Senate Finance Committee Chairman Chuck Grassley voiced support of a Trade Promotion Authority extension, potentially coupled with a one-year farm bill extension in comments to the Agribusiness Club of Washington this week.
"If a breakthrough doesn't happen - and very soon - I just don't see any way of getting the Doha Round done in 2006. The Doha Round negotiations have to be done by the end of 2006 to meet the deadline of Trade Promotion Authority, which expires in July 2007," says Grassley. "But given protectionist views in Congress, I doubt we'll be able to extend it past July 2007."

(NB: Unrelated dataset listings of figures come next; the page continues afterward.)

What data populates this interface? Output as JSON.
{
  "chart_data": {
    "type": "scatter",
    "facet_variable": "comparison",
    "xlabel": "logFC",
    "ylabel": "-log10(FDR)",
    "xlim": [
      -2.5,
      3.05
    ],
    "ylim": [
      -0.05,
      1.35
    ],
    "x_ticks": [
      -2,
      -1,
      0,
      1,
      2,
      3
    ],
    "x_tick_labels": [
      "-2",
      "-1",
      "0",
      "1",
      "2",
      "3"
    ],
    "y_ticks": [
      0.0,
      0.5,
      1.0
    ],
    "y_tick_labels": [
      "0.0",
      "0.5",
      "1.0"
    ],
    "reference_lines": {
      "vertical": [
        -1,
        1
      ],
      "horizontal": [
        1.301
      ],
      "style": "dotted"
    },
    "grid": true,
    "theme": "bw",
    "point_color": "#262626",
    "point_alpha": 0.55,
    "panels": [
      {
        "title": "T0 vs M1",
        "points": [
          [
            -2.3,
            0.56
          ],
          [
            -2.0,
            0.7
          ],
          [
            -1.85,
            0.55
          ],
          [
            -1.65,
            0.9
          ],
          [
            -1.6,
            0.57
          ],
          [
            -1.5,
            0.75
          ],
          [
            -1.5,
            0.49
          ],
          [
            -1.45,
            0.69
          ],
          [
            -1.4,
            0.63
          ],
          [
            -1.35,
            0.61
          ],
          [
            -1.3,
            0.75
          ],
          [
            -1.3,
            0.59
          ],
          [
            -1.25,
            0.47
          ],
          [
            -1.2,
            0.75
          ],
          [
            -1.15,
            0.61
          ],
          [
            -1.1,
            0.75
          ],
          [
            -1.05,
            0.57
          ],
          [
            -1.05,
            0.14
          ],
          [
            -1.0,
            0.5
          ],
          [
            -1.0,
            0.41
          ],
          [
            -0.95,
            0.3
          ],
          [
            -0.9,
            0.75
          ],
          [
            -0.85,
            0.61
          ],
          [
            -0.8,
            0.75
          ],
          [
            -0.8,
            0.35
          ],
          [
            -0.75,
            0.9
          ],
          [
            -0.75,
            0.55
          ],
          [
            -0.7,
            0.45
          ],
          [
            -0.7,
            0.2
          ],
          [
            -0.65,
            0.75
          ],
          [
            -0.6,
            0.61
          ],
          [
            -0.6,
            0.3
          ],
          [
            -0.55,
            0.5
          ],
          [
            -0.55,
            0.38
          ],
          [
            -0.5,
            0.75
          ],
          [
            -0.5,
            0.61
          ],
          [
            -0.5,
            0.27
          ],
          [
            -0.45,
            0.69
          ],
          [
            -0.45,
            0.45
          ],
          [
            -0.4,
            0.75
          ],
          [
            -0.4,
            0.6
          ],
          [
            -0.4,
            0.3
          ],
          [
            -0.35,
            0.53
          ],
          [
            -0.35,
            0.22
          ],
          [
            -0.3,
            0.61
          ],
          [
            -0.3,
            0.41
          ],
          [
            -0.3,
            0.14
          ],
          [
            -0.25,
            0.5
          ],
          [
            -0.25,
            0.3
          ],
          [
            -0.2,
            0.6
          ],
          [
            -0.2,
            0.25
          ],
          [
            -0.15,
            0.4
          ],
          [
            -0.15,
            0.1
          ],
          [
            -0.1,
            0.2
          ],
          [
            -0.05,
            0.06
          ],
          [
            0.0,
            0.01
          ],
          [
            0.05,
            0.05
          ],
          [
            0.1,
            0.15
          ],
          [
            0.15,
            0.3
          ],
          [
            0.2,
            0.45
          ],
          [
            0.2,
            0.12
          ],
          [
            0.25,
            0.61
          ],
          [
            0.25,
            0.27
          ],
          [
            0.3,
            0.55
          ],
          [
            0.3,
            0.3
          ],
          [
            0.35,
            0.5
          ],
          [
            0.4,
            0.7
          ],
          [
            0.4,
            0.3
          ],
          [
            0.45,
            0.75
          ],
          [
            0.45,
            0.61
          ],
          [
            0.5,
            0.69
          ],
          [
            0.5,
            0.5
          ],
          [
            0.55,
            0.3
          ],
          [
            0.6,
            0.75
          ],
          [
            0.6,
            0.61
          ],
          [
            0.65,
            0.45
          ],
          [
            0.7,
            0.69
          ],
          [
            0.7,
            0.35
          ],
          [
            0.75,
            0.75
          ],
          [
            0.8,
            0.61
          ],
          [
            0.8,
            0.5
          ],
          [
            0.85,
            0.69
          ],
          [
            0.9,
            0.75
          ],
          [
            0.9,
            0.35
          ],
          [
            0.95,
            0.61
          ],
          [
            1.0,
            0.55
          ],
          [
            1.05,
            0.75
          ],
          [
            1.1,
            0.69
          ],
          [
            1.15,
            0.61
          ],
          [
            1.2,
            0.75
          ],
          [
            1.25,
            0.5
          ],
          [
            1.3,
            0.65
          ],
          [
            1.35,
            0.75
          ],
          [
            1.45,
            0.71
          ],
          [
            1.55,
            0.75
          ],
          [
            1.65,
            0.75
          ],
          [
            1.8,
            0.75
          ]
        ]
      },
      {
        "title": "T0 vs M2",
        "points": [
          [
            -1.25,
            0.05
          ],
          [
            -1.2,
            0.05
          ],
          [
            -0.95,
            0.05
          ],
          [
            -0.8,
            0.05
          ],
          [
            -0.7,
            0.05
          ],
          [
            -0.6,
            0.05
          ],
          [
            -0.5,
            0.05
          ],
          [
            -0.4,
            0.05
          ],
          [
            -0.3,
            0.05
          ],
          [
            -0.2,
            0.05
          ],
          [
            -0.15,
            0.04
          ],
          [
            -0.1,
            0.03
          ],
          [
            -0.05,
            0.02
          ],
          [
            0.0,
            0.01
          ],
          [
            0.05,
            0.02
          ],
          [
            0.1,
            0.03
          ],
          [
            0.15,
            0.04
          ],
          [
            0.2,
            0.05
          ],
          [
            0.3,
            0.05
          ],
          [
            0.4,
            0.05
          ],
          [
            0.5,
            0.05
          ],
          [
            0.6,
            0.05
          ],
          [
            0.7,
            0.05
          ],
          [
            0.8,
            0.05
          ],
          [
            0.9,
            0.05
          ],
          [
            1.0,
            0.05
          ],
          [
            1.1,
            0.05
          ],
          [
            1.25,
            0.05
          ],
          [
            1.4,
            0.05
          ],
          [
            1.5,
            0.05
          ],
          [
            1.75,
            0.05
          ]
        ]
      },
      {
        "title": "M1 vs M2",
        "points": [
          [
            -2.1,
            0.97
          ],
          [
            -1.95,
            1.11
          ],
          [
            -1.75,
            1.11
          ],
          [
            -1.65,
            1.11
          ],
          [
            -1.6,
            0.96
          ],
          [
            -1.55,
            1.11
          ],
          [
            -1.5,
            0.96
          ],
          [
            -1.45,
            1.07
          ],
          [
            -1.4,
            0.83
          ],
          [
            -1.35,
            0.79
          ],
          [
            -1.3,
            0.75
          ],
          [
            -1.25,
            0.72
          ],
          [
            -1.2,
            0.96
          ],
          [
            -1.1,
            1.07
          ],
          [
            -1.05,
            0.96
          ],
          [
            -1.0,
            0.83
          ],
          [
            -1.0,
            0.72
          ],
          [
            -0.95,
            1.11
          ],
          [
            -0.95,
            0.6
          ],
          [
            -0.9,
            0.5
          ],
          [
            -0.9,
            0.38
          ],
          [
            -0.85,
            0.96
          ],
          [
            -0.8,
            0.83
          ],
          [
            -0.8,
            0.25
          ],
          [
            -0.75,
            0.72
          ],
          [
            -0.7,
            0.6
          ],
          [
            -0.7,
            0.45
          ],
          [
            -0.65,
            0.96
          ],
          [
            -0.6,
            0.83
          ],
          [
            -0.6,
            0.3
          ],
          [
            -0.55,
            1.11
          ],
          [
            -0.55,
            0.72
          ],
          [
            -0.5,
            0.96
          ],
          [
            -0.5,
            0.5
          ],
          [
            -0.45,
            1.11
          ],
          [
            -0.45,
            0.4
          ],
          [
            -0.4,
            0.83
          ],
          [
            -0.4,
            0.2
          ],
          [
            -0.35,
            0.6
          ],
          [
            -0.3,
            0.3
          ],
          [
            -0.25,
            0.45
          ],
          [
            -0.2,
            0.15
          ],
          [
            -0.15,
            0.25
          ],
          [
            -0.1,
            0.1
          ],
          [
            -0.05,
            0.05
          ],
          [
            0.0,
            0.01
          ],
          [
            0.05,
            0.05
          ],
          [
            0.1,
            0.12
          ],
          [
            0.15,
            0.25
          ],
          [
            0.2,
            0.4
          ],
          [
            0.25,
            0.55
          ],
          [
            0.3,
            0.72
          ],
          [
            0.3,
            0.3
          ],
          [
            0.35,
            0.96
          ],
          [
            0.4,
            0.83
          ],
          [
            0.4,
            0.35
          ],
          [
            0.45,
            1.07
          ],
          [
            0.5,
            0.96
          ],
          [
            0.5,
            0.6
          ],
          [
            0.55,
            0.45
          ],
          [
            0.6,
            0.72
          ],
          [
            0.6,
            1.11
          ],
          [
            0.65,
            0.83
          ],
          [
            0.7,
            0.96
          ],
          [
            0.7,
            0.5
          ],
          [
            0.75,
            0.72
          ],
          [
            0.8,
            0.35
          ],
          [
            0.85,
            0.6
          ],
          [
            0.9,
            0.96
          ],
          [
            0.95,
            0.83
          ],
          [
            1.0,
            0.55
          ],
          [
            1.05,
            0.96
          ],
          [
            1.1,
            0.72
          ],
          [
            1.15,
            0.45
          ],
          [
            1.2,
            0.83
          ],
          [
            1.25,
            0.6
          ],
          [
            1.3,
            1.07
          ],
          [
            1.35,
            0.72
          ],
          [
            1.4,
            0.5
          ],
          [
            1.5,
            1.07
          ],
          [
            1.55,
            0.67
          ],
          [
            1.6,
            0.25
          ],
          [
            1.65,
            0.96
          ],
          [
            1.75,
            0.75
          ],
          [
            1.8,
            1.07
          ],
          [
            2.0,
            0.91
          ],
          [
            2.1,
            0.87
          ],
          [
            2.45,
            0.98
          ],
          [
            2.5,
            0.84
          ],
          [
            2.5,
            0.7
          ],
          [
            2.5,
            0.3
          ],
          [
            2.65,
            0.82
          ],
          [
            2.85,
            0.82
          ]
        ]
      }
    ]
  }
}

Grassley says TPA extension might gain greater support when paired with an extension of the current farm bill.
The United States offered a 60% subsidy reduction if others are willing to provide greater market access. USDA estimates that getting rid of market-distorting agricultural protection could increase the value of U.S. agriculture exports by at least 19%.
The average bound world agricultural tariff is 62%. The average U.S. bound agricultural tariff is only 12%. The average applied agricultural and food tariff of Brazil - a leader of the G-20 - is 5%. "That's more than twice as high as the average applied agricultural tariff of the United States," he explains. "India, another G-20 leader, applies tariffs to agricultural and food products that are more than 20 times higher than those of the United States."
Grassley warns that the Doha Round is a "once-in-a-generation opportunity to significantly reduce the barriers that impede agricultural trade. If it fails, I don't see the stars aligning for another multilateral trade breakthrough for agriculture for possibly years and years."